Faced with Thailand’s growing HIV epidemic, in 2019 Chiang Mai University launched a program to test for and prevent the transmission of HIV. Measures included the distribution of PrEP, a drug which prevents infection by the virus. As the situation deteriorated during the COVID-19 pandemic, the project adapted to ensure continuity of care and support for key populations.
Thailand was the first country in Asia to be severely hit by the HIV epidemic, which is currently particularly affecting key populations including gay men, transgender women, injecting drug users, and sex workers. In response, Chiang Mai University launched the NAPNEUNG-2 project, to improve access to HIV prevention, screening, and referral services for key populations. NAPNEUNG-2 is the second stage of a project which began in 2015 with L’Initiative funding.
The COVID-19 pandemic led the University to adjust the project in order to ensure the continuity of prevention services while minimizing the risk of coronavirus transmission. Gonzague Jourdain, epidemiologist and leader of the Chiang Mai University project, talks about the objectives and results of NAPNEUNG-2.
Can you tell us about the NAPNEUNG-2 project and its main objectives in terms of combating HIV?

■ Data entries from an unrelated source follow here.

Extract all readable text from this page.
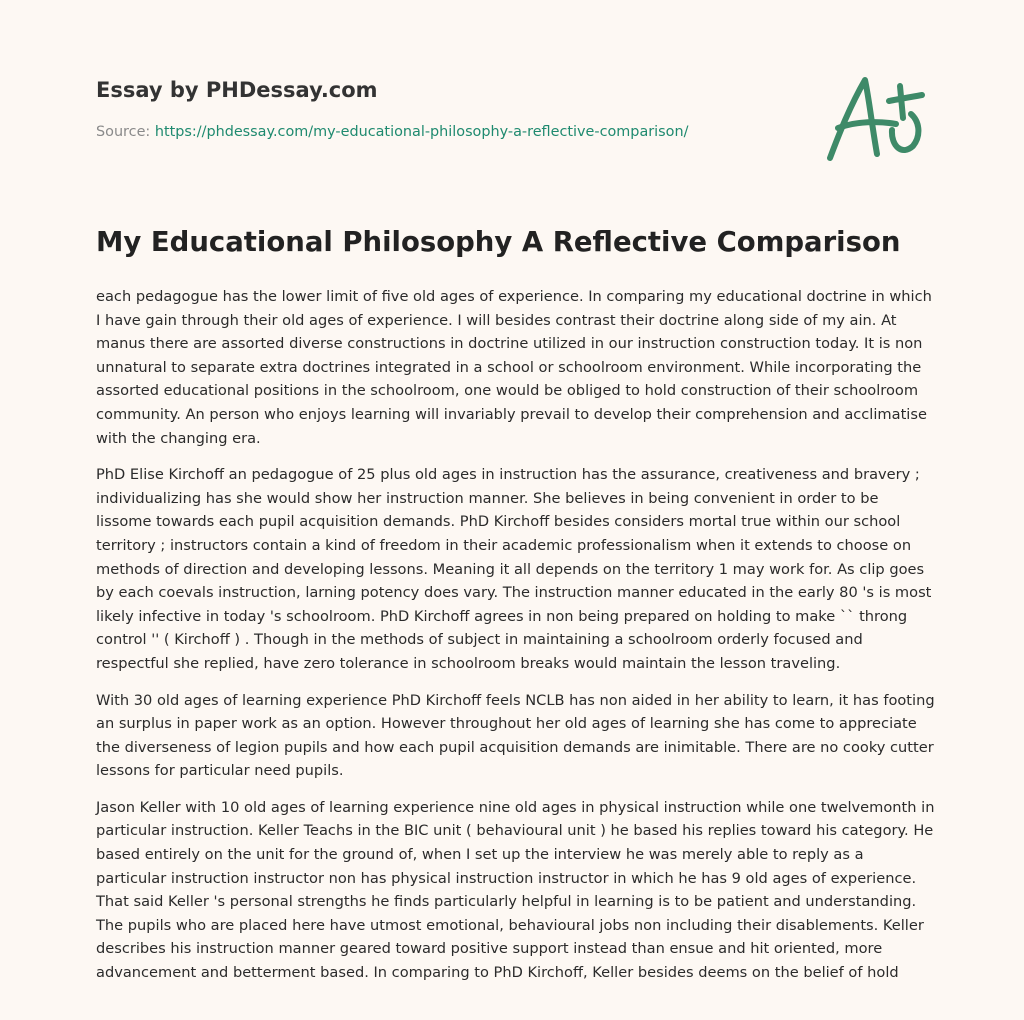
Essay by PHDessay.com
Source: https://phdessay.com/my-educational-philosophy-a-reflective-comparison/
My Educational Philosophy A Reflective Comparison

each pedagogue has the lower limit of five old ages of experience. In comparing my educational doctrine in which I have gain through their old ages of experience. I will besides contrast their doctrine along side of my ain. At manus there are assorted diverse constructions in doctrine utilized in our instruction construction today. It is non unnatural to separate extra doctrines integrated in a school or schoolroom environment. While incorporating the assorted educational positions in the schoolroom, one would be obliged to hold construction of their schoolroom community. An person who enjoys learning will invariably prevail to develop their comprehension and acclimatise with the changing era.

PhD Elise Kirchoff an pedagogue of 25 plus old ages in instruction has the assurance, creativeness and bravery ; individualizing has she would show her instruction manner. She believes in being convenient in order to be lissome towards each pupil acquisition demands. PhD Kirchoff besides considers mortal true within our school territory ; instructors contain a kind of freedom in their academic professionalism when it extends to choose on methods of direction and developing lessons. Meaning it all depends on the territory 1 may work for. As clip goes by each coevals instruction, larning potency does vary. The instruction manner educated in the early 80 's is most likely infective in today 's schoolroom. PhD Kirchoff agrees in non being prepared on holding to make `` throng control '' ( Kirchoff ) . Though in the methods of subject in maintaining a schoolroom orderly focused and respectful she replied, have zero tolerance in schoolroom breaks would maintain the lesson traveling.

With 30 old ages of learning experience PhD Kirchoff feels NCLB has non aided in her ability to learn, it has footing an surplus in paper work as an option. However throughout her old ages of learning she has come to appreciate the diverseness of legion pupils and how each pupil acquisition demands are inimitable. There are no cooky cutter lessons for particular need pupils.

Jason Keller with 10 old ages of learning experience nine old ages in physical instruction while one twelvemonth in particular instruction. Keller Teachs in the BIC unit ( behavioural unit ) he based his replies toward his category. He based entirely on the unit for the ground of, when I set up the interview he was merely able to reply as a particular instruction instructor non has physical instruction instructor in which he has 9 old ages of experience. That said Keller 's personal strengths he finds particularly helpful in learning is to be patient and understanding. The pupils who are placed here have utmost emotional, behavioural jobs non including their disablements. Keller describes his instruction manner geared toward positive support instead than ensue and hit oriented, more advancement and betterment based. In comparing to PhD Kirchoff, Keller besides deems on the belief of hold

This project aims to make it easier to access HIV testing, while simultaneously providing tests for hepatitis B, syphilis, and hepatitis C. One major problem we identified was that many people in Thailand struggled to get tested. Lack of information, discrimination, and the fact that testing is not seen as a priority are all barriers to access.
Following the first phase of the NAPNEUNG project, what key innovations did NAPNEUNG-2 introduce?
The first change was to introduce tests capable of detecting multiple infections at the same time. Then, we made broader use of digital methods to better organize the testing process. Finally, we developed strategies to encourage people to get tested, because it’s not enough simply to provide tests; there also needs to be a demand for them. We therefore adopted simple but effective strategies, such as distributing flyers for free tests in the street. Before the end of the program, we also plan to launch automated test dispensers. We noticed that some people were concerned about tests being sent to their homes, as they worried about being identified by their address.
How did the COVID-19 pandemic affect the NAPNEUNG-2 project?
The pandemic was a major challenge, but it was also an invaluable learning experience. We drew on the strategies used to combat the pandemic to bolster the effectiveness of our project. For example, in September 2023, we started distributing HIV tests by mail, which allows people to test themselves and submit their results through an online app. The data collected is crucial to monitoring the evolution of the epidemic. Finally, COVID-19 encouraged some companies to develop combined HIV and COVID-19 tests.
What lessons can be learned from this project?
We have shared what we learned through publications. We also carried out a study to highlight the importance of digital testing, backed up with an economic analysis. A guide to self-financing testing activities will be released on December 1.
What are the next stages in the NAPNEUNG-2 project?
Clinical research will probably continue, because we are about to begin a PrEP trial with a new, more user-friendly treatment. This simplification should allow the use of PrEP to be maximized across the whole of South-East Asia. Hepatitis B is another major concern, and people continue to die from it due to a lack of testing. I am currently working with doctors in the north of Thailand to expand low-cost testing programs and introduce mass screening.
As a clinical epidemiologist working on this project, what key message would you like to send to mark World AIDS Day?
If you think you might have been exposed to HIV, get tested! It’s so simple and it could change your life. It sounds like a bad joke, but I often say that being diagnosed with HIV is good news. Being diagnosed is the opportunity to be able to receive treatment and live an almost normal life, which is not the case for someone who is not diagnosed.